How we have widened the bottleneck of developmentDay 2 / 18:45 / Track 1 / Lang: RU
So here's the story. We made 10 board game projects a year when an opportunity came to scale the production and make an order of magnitude more. The problem was with the development: we had to increase the core team no more than twofold. We've managed to make roughly 80 projects. This talk will tell you next parts of the story:
- How the process was initally organized as kick-in-the-ass-driven development, how we flirted with Agile and other weird stuff and how after that we locked ourselves with a microwave oven and tea and drew on a whole roll of plotter paper.
- It turned out that a game is not a development process but a building process that looks more like a Boeing logistics.
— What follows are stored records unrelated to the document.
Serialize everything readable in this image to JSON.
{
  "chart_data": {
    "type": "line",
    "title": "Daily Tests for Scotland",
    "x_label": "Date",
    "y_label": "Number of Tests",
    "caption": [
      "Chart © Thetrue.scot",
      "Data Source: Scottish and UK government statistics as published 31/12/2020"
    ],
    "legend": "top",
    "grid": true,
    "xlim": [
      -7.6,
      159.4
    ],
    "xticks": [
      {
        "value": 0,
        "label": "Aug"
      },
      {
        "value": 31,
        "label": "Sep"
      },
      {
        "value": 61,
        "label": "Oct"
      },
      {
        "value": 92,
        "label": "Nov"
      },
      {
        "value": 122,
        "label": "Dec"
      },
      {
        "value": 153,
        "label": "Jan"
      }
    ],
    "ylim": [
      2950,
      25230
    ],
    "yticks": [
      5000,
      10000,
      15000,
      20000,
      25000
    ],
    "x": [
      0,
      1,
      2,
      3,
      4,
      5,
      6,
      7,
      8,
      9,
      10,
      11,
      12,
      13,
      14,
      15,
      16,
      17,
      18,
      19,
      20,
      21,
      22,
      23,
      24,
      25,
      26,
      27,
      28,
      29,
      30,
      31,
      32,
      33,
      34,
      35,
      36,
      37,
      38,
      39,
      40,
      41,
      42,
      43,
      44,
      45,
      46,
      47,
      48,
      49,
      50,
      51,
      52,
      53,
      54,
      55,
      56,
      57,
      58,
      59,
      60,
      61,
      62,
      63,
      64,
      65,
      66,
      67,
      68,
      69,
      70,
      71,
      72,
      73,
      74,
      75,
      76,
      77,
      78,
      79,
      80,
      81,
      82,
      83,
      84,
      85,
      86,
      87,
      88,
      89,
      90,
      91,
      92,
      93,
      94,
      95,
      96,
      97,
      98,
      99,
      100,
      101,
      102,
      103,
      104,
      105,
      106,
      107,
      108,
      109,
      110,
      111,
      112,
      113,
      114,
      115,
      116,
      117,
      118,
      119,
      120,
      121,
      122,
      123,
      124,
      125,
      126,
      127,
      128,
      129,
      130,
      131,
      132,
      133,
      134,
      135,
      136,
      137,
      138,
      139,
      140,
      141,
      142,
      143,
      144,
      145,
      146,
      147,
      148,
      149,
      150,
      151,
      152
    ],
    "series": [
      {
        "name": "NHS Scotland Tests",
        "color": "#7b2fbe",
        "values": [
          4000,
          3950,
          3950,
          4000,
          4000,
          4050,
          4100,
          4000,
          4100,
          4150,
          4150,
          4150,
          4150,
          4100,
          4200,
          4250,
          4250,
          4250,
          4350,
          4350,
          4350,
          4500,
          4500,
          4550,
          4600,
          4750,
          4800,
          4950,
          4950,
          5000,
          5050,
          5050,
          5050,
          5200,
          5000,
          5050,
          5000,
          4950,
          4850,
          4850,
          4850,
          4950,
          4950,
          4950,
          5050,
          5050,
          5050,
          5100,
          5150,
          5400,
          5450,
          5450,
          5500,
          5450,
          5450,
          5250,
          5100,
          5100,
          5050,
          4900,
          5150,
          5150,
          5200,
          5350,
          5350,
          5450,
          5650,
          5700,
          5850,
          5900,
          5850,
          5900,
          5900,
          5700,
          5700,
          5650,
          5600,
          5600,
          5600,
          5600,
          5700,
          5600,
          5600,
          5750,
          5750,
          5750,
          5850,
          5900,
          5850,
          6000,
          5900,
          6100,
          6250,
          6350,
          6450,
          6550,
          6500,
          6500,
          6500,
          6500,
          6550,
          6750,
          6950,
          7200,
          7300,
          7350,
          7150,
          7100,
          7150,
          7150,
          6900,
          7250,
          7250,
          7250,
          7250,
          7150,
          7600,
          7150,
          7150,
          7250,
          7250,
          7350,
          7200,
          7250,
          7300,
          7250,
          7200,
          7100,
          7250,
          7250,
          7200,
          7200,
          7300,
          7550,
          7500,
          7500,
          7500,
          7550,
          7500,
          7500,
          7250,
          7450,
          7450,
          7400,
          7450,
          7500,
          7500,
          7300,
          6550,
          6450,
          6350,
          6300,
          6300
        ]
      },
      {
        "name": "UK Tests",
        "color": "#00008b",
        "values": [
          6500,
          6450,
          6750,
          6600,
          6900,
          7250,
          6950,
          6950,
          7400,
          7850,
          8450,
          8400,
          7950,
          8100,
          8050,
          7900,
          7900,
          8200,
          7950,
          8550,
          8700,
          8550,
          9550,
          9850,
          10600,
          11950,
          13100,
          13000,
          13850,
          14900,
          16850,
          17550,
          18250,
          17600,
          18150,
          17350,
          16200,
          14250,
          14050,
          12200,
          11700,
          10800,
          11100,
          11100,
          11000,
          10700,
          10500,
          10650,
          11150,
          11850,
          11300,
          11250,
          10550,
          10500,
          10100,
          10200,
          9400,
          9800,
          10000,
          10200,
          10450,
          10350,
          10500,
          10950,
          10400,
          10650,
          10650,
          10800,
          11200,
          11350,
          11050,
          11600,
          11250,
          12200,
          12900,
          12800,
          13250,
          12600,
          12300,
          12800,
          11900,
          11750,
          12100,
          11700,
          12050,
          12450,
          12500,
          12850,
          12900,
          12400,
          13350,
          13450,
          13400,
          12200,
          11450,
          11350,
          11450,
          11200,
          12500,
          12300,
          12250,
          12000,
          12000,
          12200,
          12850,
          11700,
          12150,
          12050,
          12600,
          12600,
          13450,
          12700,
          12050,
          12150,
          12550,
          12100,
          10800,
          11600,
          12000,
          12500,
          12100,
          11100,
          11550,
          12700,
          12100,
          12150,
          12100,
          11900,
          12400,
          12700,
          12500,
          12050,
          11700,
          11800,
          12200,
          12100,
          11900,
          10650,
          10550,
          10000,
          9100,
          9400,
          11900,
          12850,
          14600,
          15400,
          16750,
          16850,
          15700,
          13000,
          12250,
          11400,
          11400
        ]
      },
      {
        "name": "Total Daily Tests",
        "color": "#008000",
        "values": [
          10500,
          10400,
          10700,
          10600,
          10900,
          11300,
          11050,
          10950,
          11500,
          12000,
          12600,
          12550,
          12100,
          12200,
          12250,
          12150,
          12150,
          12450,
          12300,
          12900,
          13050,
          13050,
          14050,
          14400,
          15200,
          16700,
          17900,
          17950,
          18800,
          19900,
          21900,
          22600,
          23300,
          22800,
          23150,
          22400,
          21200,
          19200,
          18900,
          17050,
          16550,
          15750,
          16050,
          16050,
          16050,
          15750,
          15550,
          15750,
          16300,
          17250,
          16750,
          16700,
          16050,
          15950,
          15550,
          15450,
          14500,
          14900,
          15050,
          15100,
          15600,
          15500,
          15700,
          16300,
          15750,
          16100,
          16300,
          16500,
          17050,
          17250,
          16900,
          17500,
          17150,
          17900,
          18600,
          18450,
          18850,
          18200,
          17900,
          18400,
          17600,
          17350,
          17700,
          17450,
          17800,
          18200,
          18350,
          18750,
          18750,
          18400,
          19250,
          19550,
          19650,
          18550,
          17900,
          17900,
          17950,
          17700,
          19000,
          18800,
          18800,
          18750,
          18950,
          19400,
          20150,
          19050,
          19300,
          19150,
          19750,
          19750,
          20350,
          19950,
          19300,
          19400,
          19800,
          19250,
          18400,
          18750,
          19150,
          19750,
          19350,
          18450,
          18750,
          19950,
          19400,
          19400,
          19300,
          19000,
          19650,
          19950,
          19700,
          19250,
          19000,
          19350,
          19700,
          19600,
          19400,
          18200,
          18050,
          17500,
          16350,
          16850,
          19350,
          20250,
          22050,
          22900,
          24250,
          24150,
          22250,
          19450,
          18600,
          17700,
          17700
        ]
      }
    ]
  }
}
And the most expensive is not to "do on time", but "to do without a mistake on any step".
- We created requirements from a subprocess to a subprocess, rethought the project manager role, came to the idea "when in doubt, redo".
- We selected people on different stages, trained them and got them to know our requirements.
- We separated urgent projects (commercial orders) where the deadline was more important.
- Model that we got as a result: the process tree, checklists for delivery to internal client, PM role, tracker role, integrating marketing, production and different processes on different levels. A whole new set of mistakes.
- The result: who gets to kick who, how to solve the paradox "it isn't in production's best interests to produce high quality product", current model and its problems.
- Communicating with external clients, pain of approval, why it's better economically to put production before approval.
Sergey Abdulmanov, Mosigra
Sergey studied at Astrakhan State University as a mathematician/programmer. He owned an IT company in Moscow in 2008. Got a vast experience in internet marketing, started working with SMM while also getting to know HCI, picture research, cognitive psychology, psychology of working with visual images. In 2010 became marketing director of Mosigra.
Co-founder of a boutique agency. Frequently writes on Habrahabr about Mosigra internal activities, participates in creating of new games. Co-author of a book "Business as a Game" that won PwC award "Business Book of the Year in Russia".